2. Induction is of great significance in primary school mathematics education.

Almost all formulas, rules and properties in primary school mathematics are understood by incomplete induction. Therefore, teachers should seriously study the mathematics curriculum standards, thoroughly understand the teaching materials, give students the opportunity to divergent thinking, give them more guidance, more inspiration, more encouragement, give them enough time and space, and let them gradually master induction in class. For example, when teaching "average score", the teacher can give the students the problem of how many apples to give to several students, let them solve it themselves, and provide students with time and space to use their imagination, and then sum up the fairest score-how much each person has, so as to get the concept of average score. This not only cultivates students' divergent thinking, but also enables students to understand and master the concept of "average score" more deeply in this activity. When explaining concepts, laws, properties, formulas and examples, teachers should let students associate and popularize them from different sides and angles. For another example, when teaching rectangles, students can give full play to their imagination and draw rectangles with different shapes and different placement positions. Then, guide them to conclude that these figures have the same characteristics: (1) are quadrangles; (2) All four corners are right angles; (3) The opposing sides are equal. This not only cultivates students' divergent thinking ability, but also enables students to have a deeper understanding of rectangles. When teaching squares, students will not make the mistake that squares are not rectangles.
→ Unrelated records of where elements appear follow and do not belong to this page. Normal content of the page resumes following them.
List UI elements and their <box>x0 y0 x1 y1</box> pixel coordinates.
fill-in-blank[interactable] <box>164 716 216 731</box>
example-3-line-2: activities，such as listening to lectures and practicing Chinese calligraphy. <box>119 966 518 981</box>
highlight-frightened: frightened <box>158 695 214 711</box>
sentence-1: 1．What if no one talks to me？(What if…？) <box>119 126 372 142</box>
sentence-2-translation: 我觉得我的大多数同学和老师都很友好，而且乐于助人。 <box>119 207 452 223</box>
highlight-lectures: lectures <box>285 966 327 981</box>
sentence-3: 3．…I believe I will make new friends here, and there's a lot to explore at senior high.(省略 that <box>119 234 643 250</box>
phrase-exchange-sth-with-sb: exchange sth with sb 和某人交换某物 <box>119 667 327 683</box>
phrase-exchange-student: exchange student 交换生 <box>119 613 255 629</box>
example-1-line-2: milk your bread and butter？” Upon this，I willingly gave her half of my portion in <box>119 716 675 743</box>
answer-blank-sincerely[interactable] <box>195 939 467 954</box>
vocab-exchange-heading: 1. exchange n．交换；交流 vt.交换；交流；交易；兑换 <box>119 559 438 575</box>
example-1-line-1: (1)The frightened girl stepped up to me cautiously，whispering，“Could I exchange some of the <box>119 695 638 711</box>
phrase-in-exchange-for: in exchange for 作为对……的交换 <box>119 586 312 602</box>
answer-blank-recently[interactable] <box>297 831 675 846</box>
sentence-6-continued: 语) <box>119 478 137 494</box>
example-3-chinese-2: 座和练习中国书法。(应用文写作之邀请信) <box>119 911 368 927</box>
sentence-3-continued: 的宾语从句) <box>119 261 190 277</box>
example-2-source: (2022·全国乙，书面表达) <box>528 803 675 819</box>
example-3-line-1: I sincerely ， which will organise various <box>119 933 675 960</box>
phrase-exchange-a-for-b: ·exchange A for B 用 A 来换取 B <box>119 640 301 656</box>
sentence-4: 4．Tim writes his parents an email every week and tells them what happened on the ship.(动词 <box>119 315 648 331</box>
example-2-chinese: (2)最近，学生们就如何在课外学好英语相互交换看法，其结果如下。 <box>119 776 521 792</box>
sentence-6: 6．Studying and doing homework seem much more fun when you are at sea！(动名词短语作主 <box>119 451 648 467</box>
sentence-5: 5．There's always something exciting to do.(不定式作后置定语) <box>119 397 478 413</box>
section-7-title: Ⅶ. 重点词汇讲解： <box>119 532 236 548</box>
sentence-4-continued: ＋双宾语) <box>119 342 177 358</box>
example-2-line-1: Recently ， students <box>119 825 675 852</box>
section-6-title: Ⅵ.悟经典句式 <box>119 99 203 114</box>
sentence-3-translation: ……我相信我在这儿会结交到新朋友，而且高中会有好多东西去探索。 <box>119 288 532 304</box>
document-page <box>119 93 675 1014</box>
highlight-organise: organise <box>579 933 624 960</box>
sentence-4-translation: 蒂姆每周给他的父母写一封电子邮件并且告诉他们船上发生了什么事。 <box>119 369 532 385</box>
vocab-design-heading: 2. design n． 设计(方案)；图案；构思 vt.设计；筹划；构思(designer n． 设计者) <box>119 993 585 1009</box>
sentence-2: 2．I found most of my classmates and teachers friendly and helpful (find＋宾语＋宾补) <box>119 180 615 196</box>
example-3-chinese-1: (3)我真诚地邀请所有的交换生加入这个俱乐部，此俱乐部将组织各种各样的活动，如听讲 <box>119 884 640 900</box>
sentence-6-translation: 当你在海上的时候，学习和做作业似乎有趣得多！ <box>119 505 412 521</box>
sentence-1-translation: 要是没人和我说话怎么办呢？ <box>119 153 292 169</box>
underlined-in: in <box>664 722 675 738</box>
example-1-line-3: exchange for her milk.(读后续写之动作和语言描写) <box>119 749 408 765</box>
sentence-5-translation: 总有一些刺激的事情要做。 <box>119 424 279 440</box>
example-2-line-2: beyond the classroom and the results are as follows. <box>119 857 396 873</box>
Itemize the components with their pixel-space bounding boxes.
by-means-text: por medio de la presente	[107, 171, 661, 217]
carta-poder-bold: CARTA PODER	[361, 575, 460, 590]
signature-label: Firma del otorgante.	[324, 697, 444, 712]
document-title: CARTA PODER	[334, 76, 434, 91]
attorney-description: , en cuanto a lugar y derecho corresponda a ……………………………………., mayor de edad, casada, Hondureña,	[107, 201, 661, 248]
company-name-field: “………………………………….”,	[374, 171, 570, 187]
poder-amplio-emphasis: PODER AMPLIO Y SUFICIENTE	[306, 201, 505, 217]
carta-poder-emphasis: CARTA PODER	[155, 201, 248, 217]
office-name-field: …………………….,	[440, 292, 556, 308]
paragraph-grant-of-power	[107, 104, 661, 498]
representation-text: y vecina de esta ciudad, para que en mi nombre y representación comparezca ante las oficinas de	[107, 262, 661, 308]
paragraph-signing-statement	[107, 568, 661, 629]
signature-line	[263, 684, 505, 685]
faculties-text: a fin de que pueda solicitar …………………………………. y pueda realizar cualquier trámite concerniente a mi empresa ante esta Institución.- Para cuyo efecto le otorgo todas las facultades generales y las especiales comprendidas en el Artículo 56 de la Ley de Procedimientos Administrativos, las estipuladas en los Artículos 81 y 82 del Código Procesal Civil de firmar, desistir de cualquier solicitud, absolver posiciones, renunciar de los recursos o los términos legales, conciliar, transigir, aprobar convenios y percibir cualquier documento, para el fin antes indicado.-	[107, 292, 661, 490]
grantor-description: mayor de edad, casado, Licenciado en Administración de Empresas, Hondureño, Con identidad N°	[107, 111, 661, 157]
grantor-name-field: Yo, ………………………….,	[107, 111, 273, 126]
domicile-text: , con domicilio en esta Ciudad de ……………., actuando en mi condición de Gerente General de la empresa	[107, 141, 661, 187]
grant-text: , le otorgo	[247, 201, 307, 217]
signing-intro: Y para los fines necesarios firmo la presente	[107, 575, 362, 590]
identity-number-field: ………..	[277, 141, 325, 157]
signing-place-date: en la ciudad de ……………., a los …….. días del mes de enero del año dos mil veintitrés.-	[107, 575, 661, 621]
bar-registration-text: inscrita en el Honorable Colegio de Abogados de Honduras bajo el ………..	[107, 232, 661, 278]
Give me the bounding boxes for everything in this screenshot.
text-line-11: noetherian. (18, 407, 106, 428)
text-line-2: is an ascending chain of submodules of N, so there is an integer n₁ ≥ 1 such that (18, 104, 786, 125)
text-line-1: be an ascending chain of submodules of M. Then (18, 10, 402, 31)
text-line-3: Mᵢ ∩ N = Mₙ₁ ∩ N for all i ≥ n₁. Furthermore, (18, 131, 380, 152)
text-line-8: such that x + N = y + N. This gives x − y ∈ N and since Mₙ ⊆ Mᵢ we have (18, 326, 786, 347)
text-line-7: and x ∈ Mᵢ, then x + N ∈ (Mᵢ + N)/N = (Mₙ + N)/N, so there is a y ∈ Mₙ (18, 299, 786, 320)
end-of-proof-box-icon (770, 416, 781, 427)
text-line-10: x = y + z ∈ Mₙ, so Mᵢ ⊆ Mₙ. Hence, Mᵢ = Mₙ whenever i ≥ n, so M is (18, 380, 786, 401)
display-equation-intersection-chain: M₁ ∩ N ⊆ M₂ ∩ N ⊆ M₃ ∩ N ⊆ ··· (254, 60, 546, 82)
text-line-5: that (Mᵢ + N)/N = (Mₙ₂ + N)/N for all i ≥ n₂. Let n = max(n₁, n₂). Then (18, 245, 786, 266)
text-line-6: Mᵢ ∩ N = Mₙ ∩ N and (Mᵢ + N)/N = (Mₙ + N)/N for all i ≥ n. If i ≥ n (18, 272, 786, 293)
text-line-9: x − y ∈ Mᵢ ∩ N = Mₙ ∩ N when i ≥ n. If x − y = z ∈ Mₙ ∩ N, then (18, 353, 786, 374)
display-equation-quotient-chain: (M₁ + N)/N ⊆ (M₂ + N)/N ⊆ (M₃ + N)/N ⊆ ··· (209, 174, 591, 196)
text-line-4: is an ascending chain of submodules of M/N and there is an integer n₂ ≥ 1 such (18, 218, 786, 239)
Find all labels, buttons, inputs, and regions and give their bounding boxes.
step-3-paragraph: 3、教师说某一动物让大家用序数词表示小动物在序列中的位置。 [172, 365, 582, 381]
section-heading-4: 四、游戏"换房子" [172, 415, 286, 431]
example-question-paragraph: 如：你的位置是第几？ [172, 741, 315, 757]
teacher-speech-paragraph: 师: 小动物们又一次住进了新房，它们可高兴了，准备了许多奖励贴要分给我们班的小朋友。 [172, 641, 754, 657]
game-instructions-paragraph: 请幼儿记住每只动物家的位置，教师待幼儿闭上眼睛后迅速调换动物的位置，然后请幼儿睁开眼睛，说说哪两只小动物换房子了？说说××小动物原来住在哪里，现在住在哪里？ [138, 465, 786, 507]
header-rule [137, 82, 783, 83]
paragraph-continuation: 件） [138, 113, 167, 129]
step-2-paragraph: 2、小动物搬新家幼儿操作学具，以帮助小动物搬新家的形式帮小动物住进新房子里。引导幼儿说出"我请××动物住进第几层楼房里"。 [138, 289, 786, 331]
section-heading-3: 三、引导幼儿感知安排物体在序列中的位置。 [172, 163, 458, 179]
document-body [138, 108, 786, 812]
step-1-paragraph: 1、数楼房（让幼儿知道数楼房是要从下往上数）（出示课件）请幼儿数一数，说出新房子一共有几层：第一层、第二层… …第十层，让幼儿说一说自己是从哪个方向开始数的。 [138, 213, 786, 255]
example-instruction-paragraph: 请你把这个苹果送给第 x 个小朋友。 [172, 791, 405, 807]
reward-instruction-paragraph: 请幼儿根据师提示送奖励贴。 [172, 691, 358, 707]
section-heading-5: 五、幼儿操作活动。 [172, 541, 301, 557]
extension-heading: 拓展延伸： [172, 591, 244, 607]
As "reasonable reasoning", incomplete induction is easy for pupils to accept and master. Therefore, incomplete induction is everywhere in primary school mathematics teaching. Students' study of definition, operation nature (law), divisibility of numbers, etc. , are understood and mastered through incomplete induction. This unique atmosphere has brought great convenience to cultivate the inductive ability of primary school students. Therefore, incomplete induction is considered to be an effective and important method to cultivate primary school students' creative thinking ability in mathematics teaching. Teachers should seize this advantage and help primary school students master incomplete induction. Let students give full play to their imagination, let them ask questions, make bold guesses, break through the general mindset and dare to guess. At the same time, it should ... >>

Question 5: Analogical thinking of mathematical thinking compares two (or two) different mathematical objects. If they are found to be similar or similar in some aspects, it is inferred that they may be similar or similar in other aspects.